I have decided to try and become a different person in the club. Even though I might feel uncomfortable talking to guys a certain way, do you think they'll notice? They don't know what my true personality really is, if this is what I'm portraying to them. Is it hard to put on the stripper persona when you are more conservative?
I'm trying to think of ways to not seem so innocent and girl next door. Hopefully this will work, I just have to get out of my confort zone.
Advice?
Re: Changing your personality?
Don't force yourself to act in a way that feels completely unnatural or uncomfortable. It'll come across as fake and make a lot of customers uneasy, even if only subconsciously. Being relaxed and confident is a big part of coming across as sexy.
You say you're shy, so maybe being at the club makes you nervous to begin with. Possibly this is what makes you come across as a prude, or too shy. Have you been dancing long? For me, a lot of my nervousness went away by the six month mark, and I got more and more comfortable being in the club as time went on.
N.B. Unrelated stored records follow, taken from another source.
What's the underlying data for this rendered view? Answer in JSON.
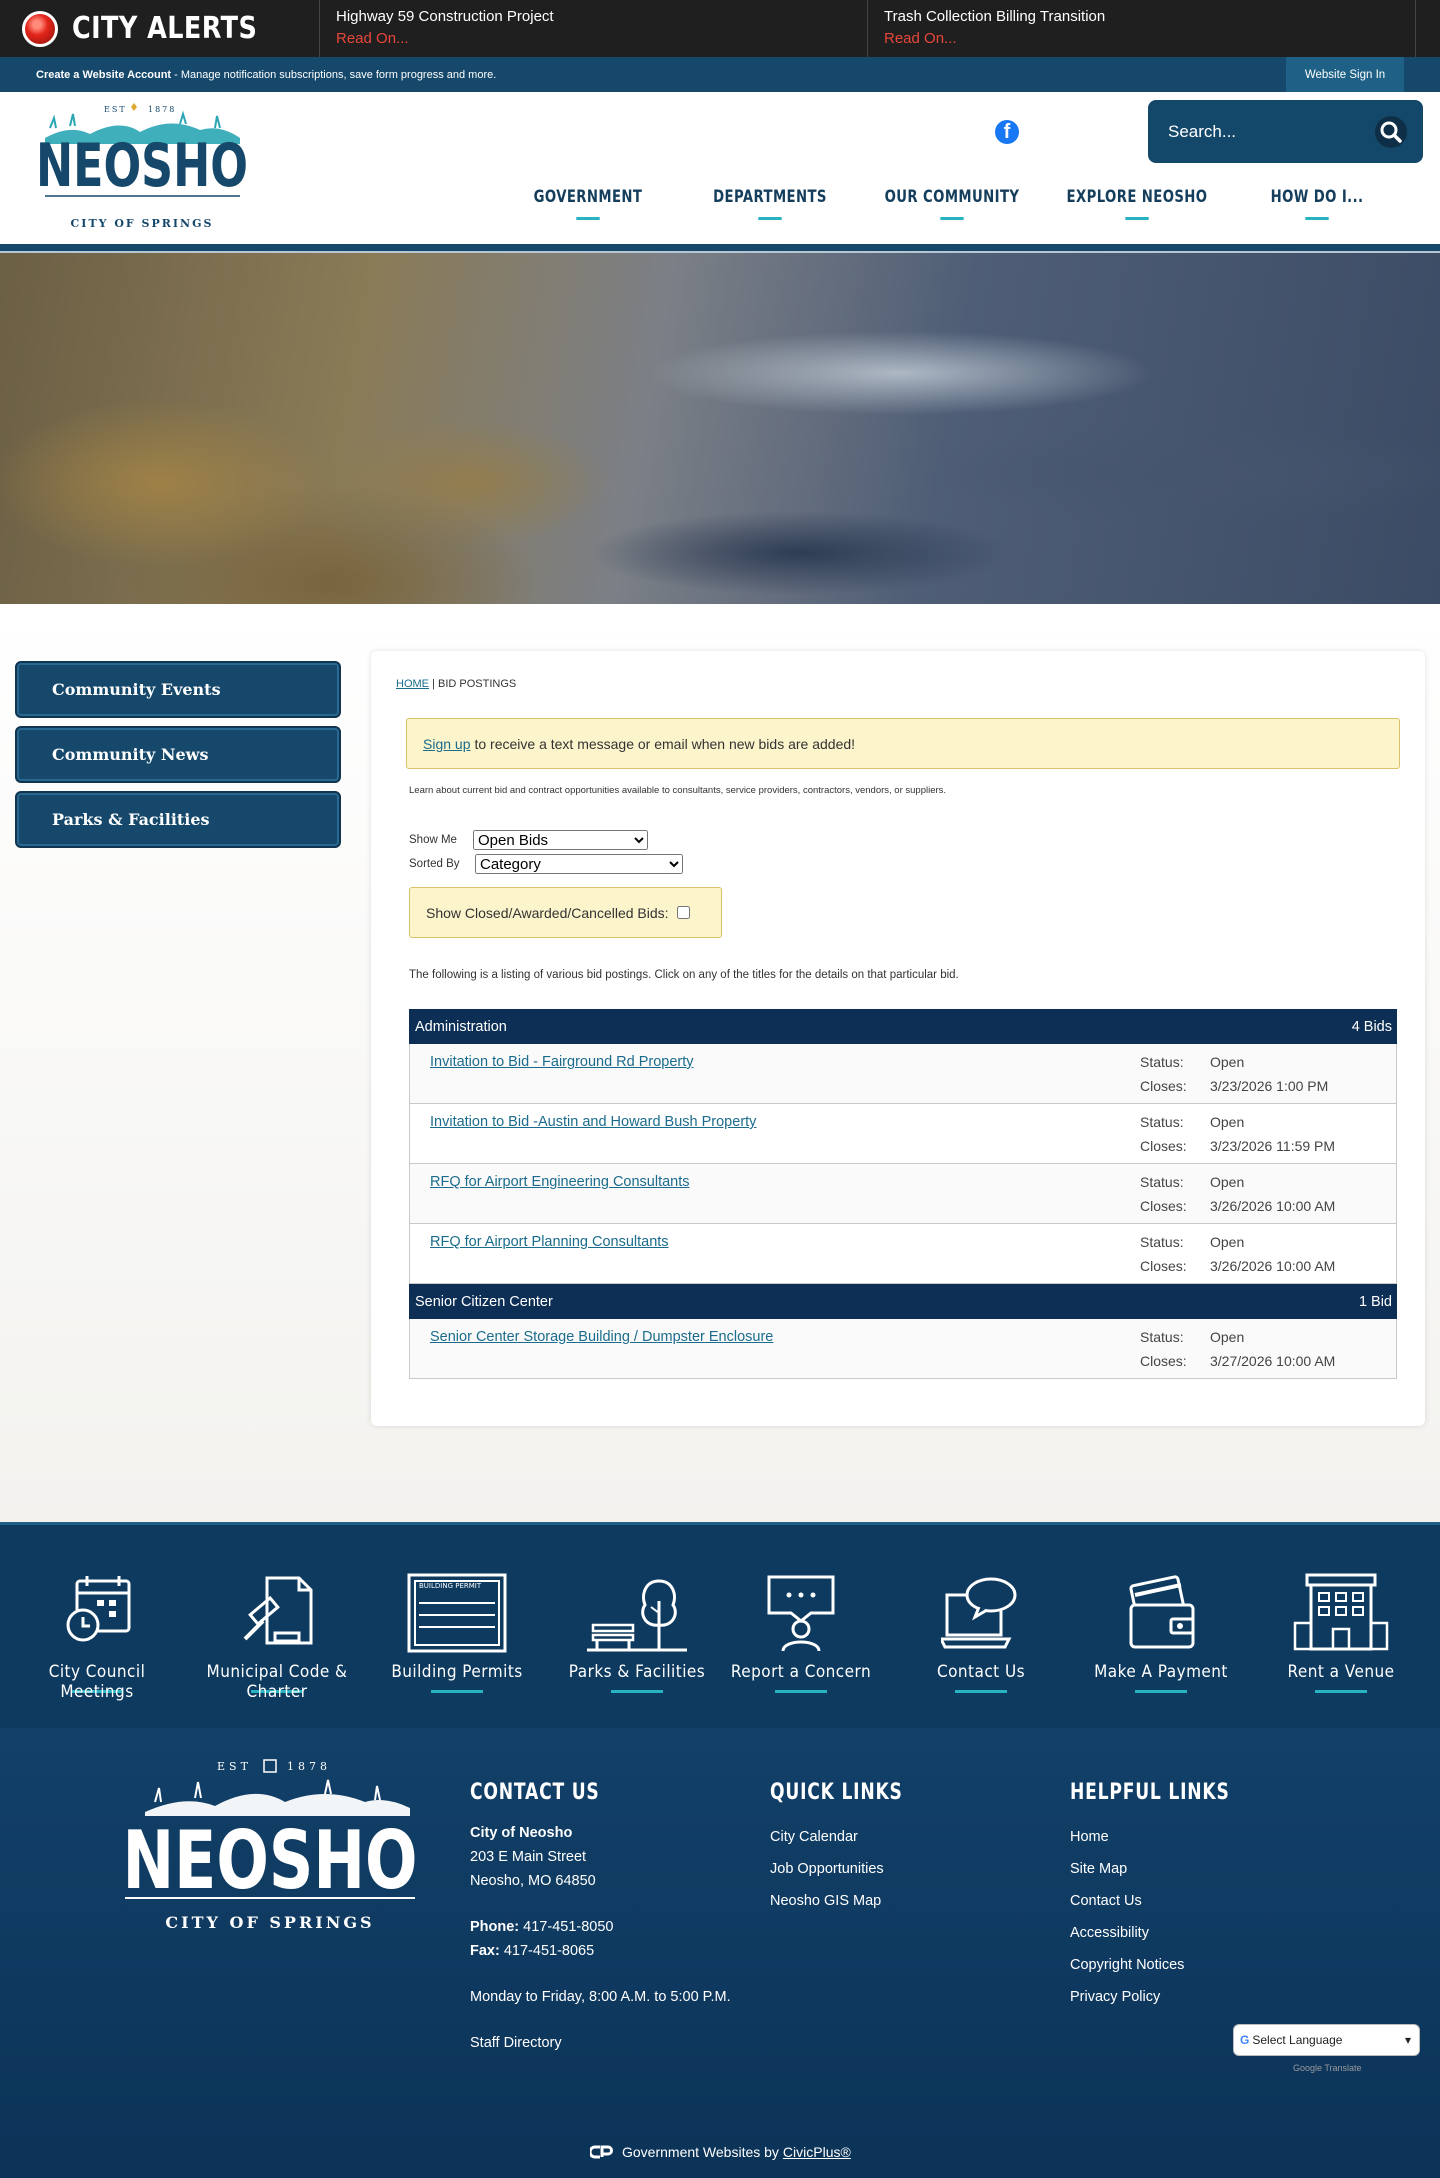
{
  "alerts": {
    "title": "CITY ALERTS",
    "items": [
      {
        "title": "Highway 59 Construction Project",
        "link": "Read On..."
      },
      {
        "title": "Trash Collection Billing Transition",
        "link": "Read On..."
      }
    ]
  },
  "account": {
    "create_label": "Create a Website Account",
    "create_desc": "- Manage notification subscriptions, save form progress and more.",
    "signin_label": "Website Sign In"
  },
  "header": {
    "logo": {
      "est": "EST",
      "year": "1878",
      "name": "NEOSHO",
      "tagline": "CITY OF SPRINGS"
    },
    "search_placeholder": "Search...",
    "nav": [
      "GOVERNMENT",
      "DEPARTMENTS",
      "OUR COMMUNITY",
      "EXPLORE NEOSHO",
      "HOW DO I..."
    ]
  },
  "sidebar": {
    "items": [
      "Community Events",
      "Community News",
      "Parks & Facilities"
    ]
  },
  "content": {
    "breadcrumb_home": "HOME",
    "breadcrumb_sep": " | ",
    "breadcrumb_current": "BID POSTINGS",
    "signup_link": "Sign up",
    "signup_text": "to receive a text message or email when new bids are added!",
    "intro": "Learn about current bid and contract opportunities available to consultants, service providers, contractors, vendors, or suppliers.",
    "show_me_label": "Show Me",
    "show_me_value": "Open Bids",
    "sorted_by_label": "Sorted By",
    "sorted_by_value": "Category",
    "closed_label": "Show Closed/Awarded/Cancelled Bids:",
    "listing_text": "The following is a listing of various bid postings. Click on any of the titles for the details on that particular bid.",
    "status_label": "Status:",
    "closes_label": "Closes:",
    "categories": [
      {
        "name": "Administration",
        "count": "4 Bids",
        "bids": [
          {
            "title": "Invitation to Bid - Fairground Rd Property",
            "status": "Open",
            "closes": "3/23/2026 1:00 PM"
          },
          {
            "title": "Invitation to Bid -Austin and Howard Bush Property",
            "status": "Open",
            "closes": "3/23/2026 11:59 PM"
          },
          {
            "title": "RFQ for Airport Engineering Consultants",
            "status": "Open",
            "closes": "3/26/2026 10:00 AM"
          },
          {
            "title": "RFQ for Airport Planning Consultants",
            "status": "Open",
            "closes": "3/26/2026 10:00 AM"
          }
        ]
      },
      {
        "name": "Senior Citizen Center",
        "count": "1 Bid",
        "bids": [
          {
            "title": "Senior Center Storage Building / Dumpster Enclosure",
            "status": "Open",
            "closes": "3/27/2026 10:00 AM"
          }
        ]
      }
    ]
  },
  "quick_links": [
    {
      "label": "City Council Meetings",
      "icon": "calendar-clock-icon"
    },
    {
      "label": "Municipal Code & Charter",
      "icon": "gavel-document-icon"
    },
    {
      "label": "Building Permits",
      "icon": "building-permit-icon",
      "icon_text": "BUILDING PERMIT"
    },
    {
      "label": "Parks & Facilities",
      "icon": "park-bench-tree-icon"
    },
    {
      "label": "Report a Concern",
      "icon": "person-speech-icon"
    },
    {
      "label": "Contact Us",
      "icon": "laptop-chat-icon"
    },
    {
      "label": "Make A Payment",
      "icon": "wallet-card-icon"
    },
    {
      "label": "Rent a Venue",
      "icon": "building-icon"
    }
  ],
  "footer": {
    "logo": {
      "est": "EST",
      "year": "1878",
      "name": "NEOSHO",
      "tagline": "CITY OF SPRINGS"
    },
    "contact": {
      "heading": "CONTACT US",
      "org": "City of Neosho",
      "street": "203 E Main Street",
      "city": "Neosho, MO 64850",
      "phone_label": "Phone:",
      "phone": "417-451-8050",
      "fax_label": "Fax:",
      "fax": "417-451-8065",
      "hours": "Monday to Friday, 8:00 A.M. to 5:00 P.M.",
      "staff": "Staff Directory"
    },
    "quick": {
      "heading": "QUICK LINKS",
      "links": [
        "City Calendar",
        "Job Opportunities",
        "Neosho GIS Map"
      ]
    },
    "helpful": {
      "heading": "HELPFUL LINKS",
      "links": [
        "Home",
        "Site Map",
        "Contact Us",
        "Accessibility",
        "Copyright Notices",
        "Privacy Policy"
      ]
    },
    "translate": {
      "label": "Select Language",
      "powered": "Google Translate"
    },
    "civic_text": "Government Websites by",
    "civic_link": "CivicPlus®"
  },
  "colors": {
    "navy": "#15486b",
    "dark_navy": "#0e2f55",
    "accent": "#28b3c1",
    "alert_red": "#e9463c",
    "notice_bg": "#fcf4cb"
  }
}
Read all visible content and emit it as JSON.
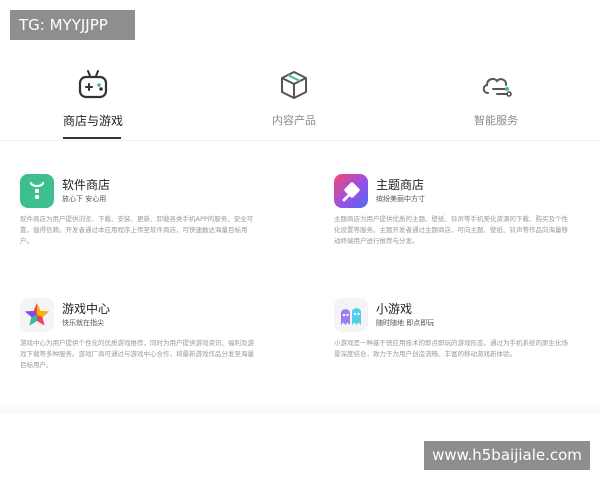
{
  "watermark_top": "TG: MYYJJPP",
  "watermark_bottom": "www.h5baijiale.com",
  "tabs": [
    {
      "label": "商店与游戏",
      "icon": "gamepad-icon"
    },
    {
      "label": "内容产品",
      "icon": "box-icon"
    },
    {
      "label": "智能服务",
      "icon": "cloud-service-icon"
    }
  ],
  "cards": [
    {
      "title": "软件商店",
      "subtitle": "放心下 安心用",
      "desc": "软件商店为用户提供浏览、下载、安装、更新、卸载各类手机APP的服务，安全可靠，值得信赖。开发者通过本应用程序上传至软件商店，可快速触达海量目标用户。",
      "icon": "software-store-icon",
      "color": "#3dbf8e"
    },
    {
      "title": "主题商店",
      "subtitle": "缤纷美丽中方寸",
      "desc": "主题商店为用户提供优质的主题、壁纸、铃声等手机美化资源的下载、购买及个性化设置等服务。主题开发者通过主题商店，可向主题、壁纸、铃声等作品向海量移动终端用户进行推荐与分发。",
      "icon": "theme-store-icon",
      "color": "#6d5be8"
    },
    {
      "title": "游戏中心",
      "subtitle": "快乐就在指尖",
      "desc": "游戏中心为用户提供个性化的优质游戏推荐，同时为用户提供游戏资讯、福利及游戏下载等多种服务。游戏厂商可通过与游戏中心合作，将最新游戏作品分发至海量目标用户。",
      "icon": "game-center-icon",
      "color": "#f0405a"
    },
    {
      "title": "小游戏",
      "subtitle": "随时随地 即点即玩",
      "desc": "小游戏是一种基于快应用技术的即点即玩的游戏形态，通过为手机系统的原生化场景深度结合，致力于为用户创造流畅、丰富的移动游戏新体验。",
      "icon": "mini-game-icon",
      "color": "#9b7cf2"
    }
  ]
}
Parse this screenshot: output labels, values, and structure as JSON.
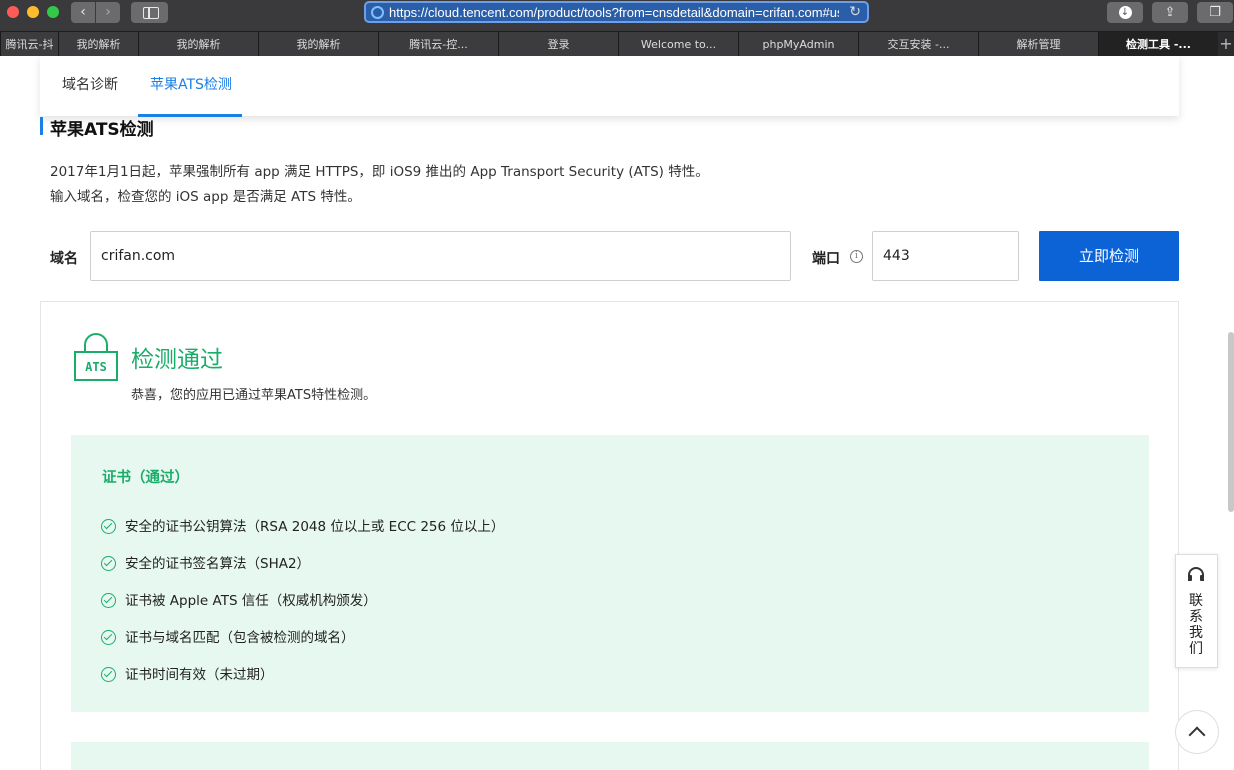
{
  "browser": {
    "url": "https://cloud.tencent.com/product/tools?from=cnsdetail&domain=crifan.com#us",
    "tabs": [
      {
        "label": "腾讯云-抖"
      },
      {
        "label": "我的解析"
      },
      {
        "label": "我的解析"
      },
      {
        "label": "我的解析"
      },
      {
        "label": "腾讯云-控..."
      },
      {
        "label": "登录"
      },
      {
        "label": "Welcome to..."
      },
      {
        "label": "phpMyAdmin"
      },
      {
        "label": "交互安装 -..."
      },
      {
        "label": "解析管理"
      },
      {
        "label": "检测工具 -...",
        "active": true
      }
    ],
    "new_tab": "+"
  },
  "subnav": {
    "tab1": "域名诊断",
    "tab2": "苹果ATS检测"
  },
  "section": {
    "title": "苹果ATS检测",
    "desc1": "2017年1月1日起，苹果强制所有 app 满足 HTTPS，即 iOS9 推出的 App Transport Security (ATS) 特性。",
    "desc2": "输入域名，检查您的 iOS app 是否满足 ATS 特性。"
  },
  "form": {
    "domain_label": "域名",
    "domain_value": "crifan.com",
    "port_label": "端口",
    "port_value": "443",
    "submit_label": "立即检测"
  },
  "result": {
    "icon_text": "ATS",
    "title": "检测通过",
    "subtitle": "恭喜，您的应用已通过苹果ATS特性检测。",
    "cert_title": "证书（通过）",
    "cert_items": [
      "安全的证书公钥算法（RSA 2048 位以上或 ECC 256 位以上）",
      "安全的证书签名算法（SHA2）",
      "证书被 Apple ATS 信任（权威机构颁发）",
      "证书与域名匹配（包含被检测的域名）",
      "证书时间有效（未过期）"
    ]
  },
  "float": {
    "contact": "联系我们"
  },
  "colors": {
    "accent_blue": "#0c63d6",
    "success_green": "#1aad6a",
    "success_bg": "#e7f8f1"
  }
}
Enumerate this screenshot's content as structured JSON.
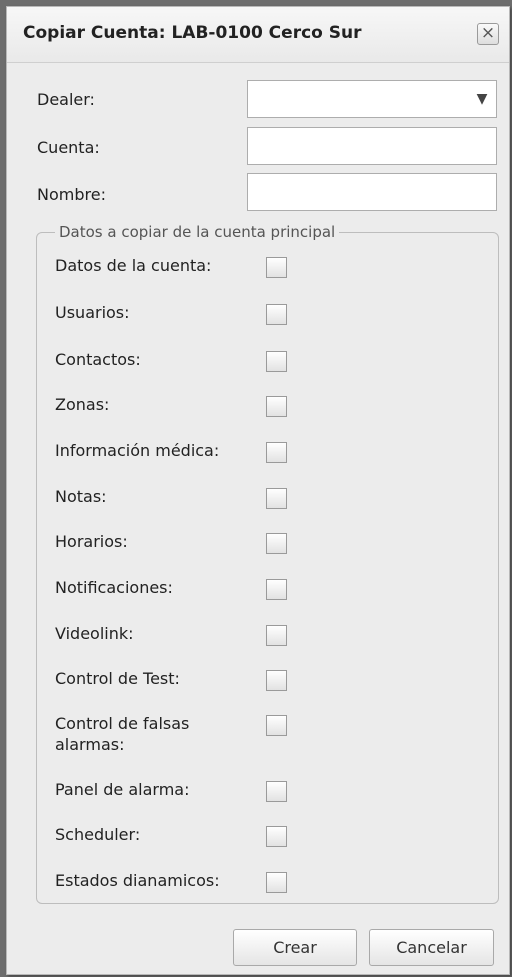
{
  "dialog": {
    "title": "Copiar Cuenta: LAB-0100 Cerco Sur",
    "close_icon": "×"
  },
  "form": {
    "dealer_label": "Dealer:",
    "dealer_value": "",
    "dealer_arrow": "▼",
    "cuenta_label": "Cuenta:",
    "cuenta_value": "",
    "nombre_label": "Nombre:",
    "nombre_value": ""
  },
  "copy_section": {
    "legend": "Datos a copiar de la cuenta principal",
    "items": [
      {
        "label": "Datos de la cuenta:",
        "checked": false
      },
      {
        "label": "Usuarios:",
        "checked": false
      },
      {
        "label": "Contactos:",
        "checked": false
      },
      {
        "label": "Zonas:",
        "checked": false
      },
      {
        "label": "Información médica:",
        "checked": false
      },
      {
        "label": "Notas:",
        "checked": false
      },
      {
        "label": "Horarios:",
        "checked": false
      },
      {
        "label": "Notificaciones:",
        "checked": false
      },
      {
        "label": "Videolink:",
        "checked": false
      },
      {
        "label": "Control de Test:",
        "checked": false
      },
      {
        "label": "Control de falsas alarmas:",
        "checked": false
      },
      {
        "label": "Panel de alarma:",
        "checked": false
      },
      {
        "label": "Scheduler:",
        "checked": false
      },
      {
        "label": "Estados dianamicos:",
        "checked": false
      }
    ]
  },
  "buttons": {
    "create": "Crear",
    "cancel": "Cancelar"
  }
}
Re: Changing your personality?
I agree with what xoxoGrace is saying. Sometimes customers can sense something's "off"if you're being fake alot.
However, sometimes you do have to fake it. It's like an acting job. Favorite line: fake it till you make it. I do this often, especially when I don't feel like socializing or having anyone even look at me. Sometimes I'd rather just hide under a rock and stay there, but you can't make money that way lol. Changing your personality sounds harsh, like a permanent change. I prefer to look at it as changing your strip club persona!
Do you wear more conservative, blending in clothes that don't make you stand apart from the club? Maybe start with your appearance. Looking certain ways can make you FEEL certain ways, which, in turn, make you ACT certain ways! Maybe try wearing something that you wouldn't normally wear that really grabs people's attention, such as something brighter or more sparkly jewelry. (not tacky, tho)
Maybe you just have to test out your new "personality" on enough people so you, yourself, believe that you have changed. The first couple of people might not buy it...they may see someone who's shy and just acting fake and outgoing. There will be some people who do not see through you, though, and they will help you. They'll treat you differently than people who think you're shy; they'll treat you like an outgoing, flirty, bubbly, confident person (hard to explain, vague statement, I know). But anyway, once you're treated this way, you'll start to believe your act more. It's a cycle. Act one way, be treated a certain way b/c of how you acted, then either keep acting that way b/c you like the treatment or act some other way.
Last thing...is there a part of you that IS aggressive. Many times, our personalities aren't black and white. We're not just shy or just outgoing...it might depend on who we're around. I read good advice by another poster on here who said to pretend that the guy they're with someone who they like/are friends with outside of the club or something along those lines. I think she said she picks one of her friends who most closely resembles the custie she's talking to. She then feels more comfortable talking b/c she relaxes and pretends like she's talking to her friend.
Re: Changing your personality?
I have been dancing for 8 years. I'm just trying to think of ways to have a better attitude that appeals more to the customers. Lately, people have been telling me that I look mean. This is extremely annoying, because it's not like I'm in a bad mood, I'm just relaxed.
There have been times when it was easier to smile and appear happy, and it worked well, but lately it's starting to become harder.
There have been other threads posted about adjusting your attitude to match that of the customers. I want to know how difficult it is to do this, when your pretending to be someone you really aren't. I think at some point, we all have had a fake persona, in order to make money.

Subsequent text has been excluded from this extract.